Colorado opened its health exchange marketplace Tuesday after more than two years of planning - but the exchange website temporarily was overwhelmed by tens of thousands of visitors, briefly preventing consumers from creating new accounts.
Connect For Health Colorado, and all state exchanges, opened for business Tuesday morning. It was the big rollout for the federal health care law.
Customers who need health insurance will be able to use the site to find out what their choices are, what their premiums will be and whether they qualify for subsidies to reduce their payments.
But the Connect for Health website ran a banner at midday advising consumers that new accounts couldn't be opened because of a high volume of visitors - more than 34,500, according to spokesman Ben Davis.
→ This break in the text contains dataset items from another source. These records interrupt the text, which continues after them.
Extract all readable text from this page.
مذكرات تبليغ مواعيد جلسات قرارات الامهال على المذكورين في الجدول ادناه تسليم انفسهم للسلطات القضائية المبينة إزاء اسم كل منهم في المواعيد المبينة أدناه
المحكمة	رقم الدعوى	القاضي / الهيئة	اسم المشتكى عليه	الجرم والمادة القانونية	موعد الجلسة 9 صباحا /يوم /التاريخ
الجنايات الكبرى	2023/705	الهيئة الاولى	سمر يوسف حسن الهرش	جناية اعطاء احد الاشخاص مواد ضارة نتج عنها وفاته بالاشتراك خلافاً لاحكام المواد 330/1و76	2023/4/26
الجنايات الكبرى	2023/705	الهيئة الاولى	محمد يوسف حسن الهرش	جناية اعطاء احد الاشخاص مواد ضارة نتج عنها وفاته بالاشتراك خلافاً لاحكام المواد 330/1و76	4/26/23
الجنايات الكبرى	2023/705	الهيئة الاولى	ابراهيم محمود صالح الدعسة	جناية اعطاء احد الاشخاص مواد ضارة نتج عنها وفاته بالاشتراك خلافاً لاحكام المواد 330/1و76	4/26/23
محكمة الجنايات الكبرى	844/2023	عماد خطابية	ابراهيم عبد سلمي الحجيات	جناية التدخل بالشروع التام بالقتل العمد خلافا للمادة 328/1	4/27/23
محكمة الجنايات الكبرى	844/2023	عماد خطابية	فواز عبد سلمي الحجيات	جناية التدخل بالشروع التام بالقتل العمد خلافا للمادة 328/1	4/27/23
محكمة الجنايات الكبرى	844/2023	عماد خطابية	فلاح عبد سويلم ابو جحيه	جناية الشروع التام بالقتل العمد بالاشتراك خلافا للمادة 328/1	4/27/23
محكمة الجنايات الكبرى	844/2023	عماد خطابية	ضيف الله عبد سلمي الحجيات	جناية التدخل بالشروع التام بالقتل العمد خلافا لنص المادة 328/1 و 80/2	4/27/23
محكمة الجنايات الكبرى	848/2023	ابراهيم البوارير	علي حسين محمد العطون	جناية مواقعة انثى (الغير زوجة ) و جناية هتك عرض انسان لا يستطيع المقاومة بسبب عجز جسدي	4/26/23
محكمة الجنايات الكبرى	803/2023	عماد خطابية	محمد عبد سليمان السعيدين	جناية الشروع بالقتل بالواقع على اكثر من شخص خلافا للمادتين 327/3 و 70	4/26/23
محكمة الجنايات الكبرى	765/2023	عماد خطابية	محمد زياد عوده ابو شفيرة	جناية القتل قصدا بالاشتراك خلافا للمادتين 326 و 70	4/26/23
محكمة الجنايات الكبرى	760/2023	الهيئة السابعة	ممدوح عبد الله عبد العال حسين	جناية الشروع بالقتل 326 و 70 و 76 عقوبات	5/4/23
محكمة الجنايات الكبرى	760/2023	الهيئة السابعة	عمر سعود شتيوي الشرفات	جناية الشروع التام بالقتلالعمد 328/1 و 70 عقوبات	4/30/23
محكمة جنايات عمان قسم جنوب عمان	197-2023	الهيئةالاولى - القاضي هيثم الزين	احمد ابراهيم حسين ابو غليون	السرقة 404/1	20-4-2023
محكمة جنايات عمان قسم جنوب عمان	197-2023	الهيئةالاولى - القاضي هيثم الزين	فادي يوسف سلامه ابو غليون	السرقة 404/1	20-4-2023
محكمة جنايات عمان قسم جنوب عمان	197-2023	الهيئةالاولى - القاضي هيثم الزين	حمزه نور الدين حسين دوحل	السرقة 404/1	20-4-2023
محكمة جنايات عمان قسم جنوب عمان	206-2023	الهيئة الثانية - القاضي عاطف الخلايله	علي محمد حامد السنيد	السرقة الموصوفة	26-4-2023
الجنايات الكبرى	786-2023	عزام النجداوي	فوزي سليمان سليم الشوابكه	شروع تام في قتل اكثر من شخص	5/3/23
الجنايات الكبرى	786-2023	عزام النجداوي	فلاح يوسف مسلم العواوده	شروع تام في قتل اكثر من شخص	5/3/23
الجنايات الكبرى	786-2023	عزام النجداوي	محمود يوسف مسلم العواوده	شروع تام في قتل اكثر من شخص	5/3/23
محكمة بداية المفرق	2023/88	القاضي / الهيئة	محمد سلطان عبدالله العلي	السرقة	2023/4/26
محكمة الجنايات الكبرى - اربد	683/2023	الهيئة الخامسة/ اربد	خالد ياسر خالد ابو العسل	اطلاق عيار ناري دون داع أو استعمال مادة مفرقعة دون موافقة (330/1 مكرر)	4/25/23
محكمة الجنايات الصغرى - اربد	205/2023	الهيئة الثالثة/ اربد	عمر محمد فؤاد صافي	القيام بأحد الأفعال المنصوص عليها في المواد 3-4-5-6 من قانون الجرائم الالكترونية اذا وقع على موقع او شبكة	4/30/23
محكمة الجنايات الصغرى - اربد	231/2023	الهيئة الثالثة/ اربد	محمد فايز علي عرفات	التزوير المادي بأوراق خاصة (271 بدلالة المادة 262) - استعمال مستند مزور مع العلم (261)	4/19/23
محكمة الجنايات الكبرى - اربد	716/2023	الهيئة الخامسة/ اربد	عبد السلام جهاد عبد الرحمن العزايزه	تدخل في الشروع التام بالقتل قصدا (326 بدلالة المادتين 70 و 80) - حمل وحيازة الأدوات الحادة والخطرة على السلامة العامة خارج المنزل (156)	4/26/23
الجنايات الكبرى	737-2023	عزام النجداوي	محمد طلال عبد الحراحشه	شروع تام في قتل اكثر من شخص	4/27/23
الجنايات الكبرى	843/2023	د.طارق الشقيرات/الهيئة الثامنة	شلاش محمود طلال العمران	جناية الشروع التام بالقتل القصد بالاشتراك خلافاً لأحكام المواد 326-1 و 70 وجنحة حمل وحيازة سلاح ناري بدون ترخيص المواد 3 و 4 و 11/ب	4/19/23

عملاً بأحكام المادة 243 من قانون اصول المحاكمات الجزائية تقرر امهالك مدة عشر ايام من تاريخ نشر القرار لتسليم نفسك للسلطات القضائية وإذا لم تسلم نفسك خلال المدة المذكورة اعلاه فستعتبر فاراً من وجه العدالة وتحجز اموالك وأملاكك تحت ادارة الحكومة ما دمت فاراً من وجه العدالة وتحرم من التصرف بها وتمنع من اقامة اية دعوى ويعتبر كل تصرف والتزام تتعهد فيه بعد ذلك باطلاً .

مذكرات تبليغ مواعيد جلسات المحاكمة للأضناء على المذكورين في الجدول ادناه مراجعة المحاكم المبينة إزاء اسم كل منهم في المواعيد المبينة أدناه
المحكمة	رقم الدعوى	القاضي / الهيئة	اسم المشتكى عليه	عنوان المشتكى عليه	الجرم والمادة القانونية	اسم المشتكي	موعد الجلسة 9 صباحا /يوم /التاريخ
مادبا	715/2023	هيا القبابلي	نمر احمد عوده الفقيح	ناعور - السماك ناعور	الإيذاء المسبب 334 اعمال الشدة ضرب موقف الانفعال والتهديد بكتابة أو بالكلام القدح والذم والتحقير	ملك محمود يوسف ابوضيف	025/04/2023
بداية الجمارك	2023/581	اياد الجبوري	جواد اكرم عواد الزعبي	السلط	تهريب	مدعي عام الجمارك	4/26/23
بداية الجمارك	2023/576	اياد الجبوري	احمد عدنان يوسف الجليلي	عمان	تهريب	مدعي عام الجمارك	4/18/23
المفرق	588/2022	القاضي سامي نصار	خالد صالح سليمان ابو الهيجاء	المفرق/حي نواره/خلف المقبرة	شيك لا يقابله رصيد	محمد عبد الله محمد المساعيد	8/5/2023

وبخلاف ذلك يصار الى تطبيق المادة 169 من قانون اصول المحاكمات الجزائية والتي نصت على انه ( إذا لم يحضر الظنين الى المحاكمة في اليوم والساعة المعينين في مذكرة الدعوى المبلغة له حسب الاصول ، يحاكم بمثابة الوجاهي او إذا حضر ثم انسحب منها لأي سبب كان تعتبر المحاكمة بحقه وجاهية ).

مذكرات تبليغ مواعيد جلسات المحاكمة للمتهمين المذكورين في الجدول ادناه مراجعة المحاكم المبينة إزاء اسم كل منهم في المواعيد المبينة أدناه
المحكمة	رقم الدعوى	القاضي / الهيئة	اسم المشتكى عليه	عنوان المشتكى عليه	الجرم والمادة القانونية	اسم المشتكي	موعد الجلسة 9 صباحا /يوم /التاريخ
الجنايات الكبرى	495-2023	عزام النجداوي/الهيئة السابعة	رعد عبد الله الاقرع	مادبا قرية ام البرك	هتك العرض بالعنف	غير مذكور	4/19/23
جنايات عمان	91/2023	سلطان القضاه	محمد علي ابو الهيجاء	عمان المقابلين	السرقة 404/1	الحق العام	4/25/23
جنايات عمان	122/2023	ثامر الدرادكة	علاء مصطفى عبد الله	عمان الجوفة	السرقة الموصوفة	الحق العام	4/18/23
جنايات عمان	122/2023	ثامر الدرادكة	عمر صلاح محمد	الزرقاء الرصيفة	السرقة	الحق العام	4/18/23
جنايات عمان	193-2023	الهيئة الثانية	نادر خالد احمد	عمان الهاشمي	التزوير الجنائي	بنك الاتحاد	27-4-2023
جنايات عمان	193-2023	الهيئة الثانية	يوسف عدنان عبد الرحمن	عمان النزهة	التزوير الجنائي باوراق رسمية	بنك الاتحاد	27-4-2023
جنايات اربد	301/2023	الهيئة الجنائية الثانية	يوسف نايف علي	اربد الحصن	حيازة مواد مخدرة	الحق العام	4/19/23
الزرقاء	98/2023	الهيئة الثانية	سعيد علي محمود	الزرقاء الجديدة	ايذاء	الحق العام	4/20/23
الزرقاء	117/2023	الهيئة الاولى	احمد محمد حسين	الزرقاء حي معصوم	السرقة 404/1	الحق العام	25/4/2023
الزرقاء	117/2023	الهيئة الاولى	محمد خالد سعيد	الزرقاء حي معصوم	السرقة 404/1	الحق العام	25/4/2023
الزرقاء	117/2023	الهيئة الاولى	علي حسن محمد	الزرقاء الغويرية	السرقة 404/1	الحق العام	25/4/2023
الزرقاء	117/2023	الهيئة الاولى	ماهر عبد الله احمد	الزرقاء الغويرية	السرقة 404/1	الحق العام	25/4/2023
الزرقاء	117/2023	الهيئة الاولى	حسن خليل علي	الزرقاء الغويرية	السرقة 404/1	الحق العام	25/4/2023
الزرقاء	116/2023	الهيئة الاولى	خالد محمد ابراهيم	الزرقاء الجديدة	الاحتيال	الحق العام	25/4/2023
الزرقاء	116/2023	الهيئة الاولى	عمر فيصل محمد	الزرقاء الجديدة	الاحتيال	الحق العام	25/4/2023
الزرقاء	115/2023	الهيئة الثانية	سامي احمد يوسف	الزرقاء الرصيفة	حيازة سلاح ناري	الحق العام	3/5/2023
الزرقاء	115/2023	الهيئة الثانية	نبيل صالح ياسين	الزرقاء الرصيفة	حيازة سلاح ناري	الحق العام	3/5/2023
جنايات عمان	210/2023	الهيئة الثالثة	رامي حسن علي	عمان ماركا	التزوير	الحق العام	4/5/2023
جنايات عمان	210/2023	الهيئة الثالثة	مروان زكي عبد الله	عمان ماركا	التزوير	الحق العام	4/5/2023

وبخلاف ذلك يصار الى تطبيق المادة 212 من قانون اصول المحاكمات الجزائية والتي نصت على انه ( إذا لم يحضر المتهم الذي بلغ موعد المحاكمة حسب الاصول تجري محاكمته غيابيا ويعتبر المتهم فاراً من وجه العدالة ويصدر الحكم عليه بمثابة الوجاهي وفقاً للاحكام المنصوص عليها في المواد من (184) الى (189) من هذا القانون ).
The problem was resolved shortly thereafter.
Colorado consumers created more than 1,300 accounts, Davis said.
Colorado had 180 people working a call center in Colorado Springs to help customers through the process. Coverage doesn't start until January, and people without health insurance have until the end of the year to sign up.
Exchange officials in every state were braced for glitches, though.
Already, Colorado's exchange has said that the website won't be fully functional for the first month. Customers will have to call for help applying for government subsidies, instead of completing the whole transaction online.
And there were rumors of emails asking health law critics to jam call centers with bogus calls to gum up the rollout. Reporters weren't invited to Colorado's call center Tuesday, though a spokesman for the exchange was updating reporters throughout the day.
Connect for Health Colorado CEO Patty Fontneau planned a Tuesday afternoon update.
Colorado officials insisted the state wouldn't be affected by any potential federal shutdown prompted by a congressional stalemate over the health law. Colorado is one of 17 states that opted to create its own exchange, rather than rely on the federal government to run it.
President Barack Obama said Monday that a shutdown wouldn't affect implementation of the health law in any state. Most of the law's funding does not come from annual appropriations.
"That funding is already in place. You can't shut it down," Obama said.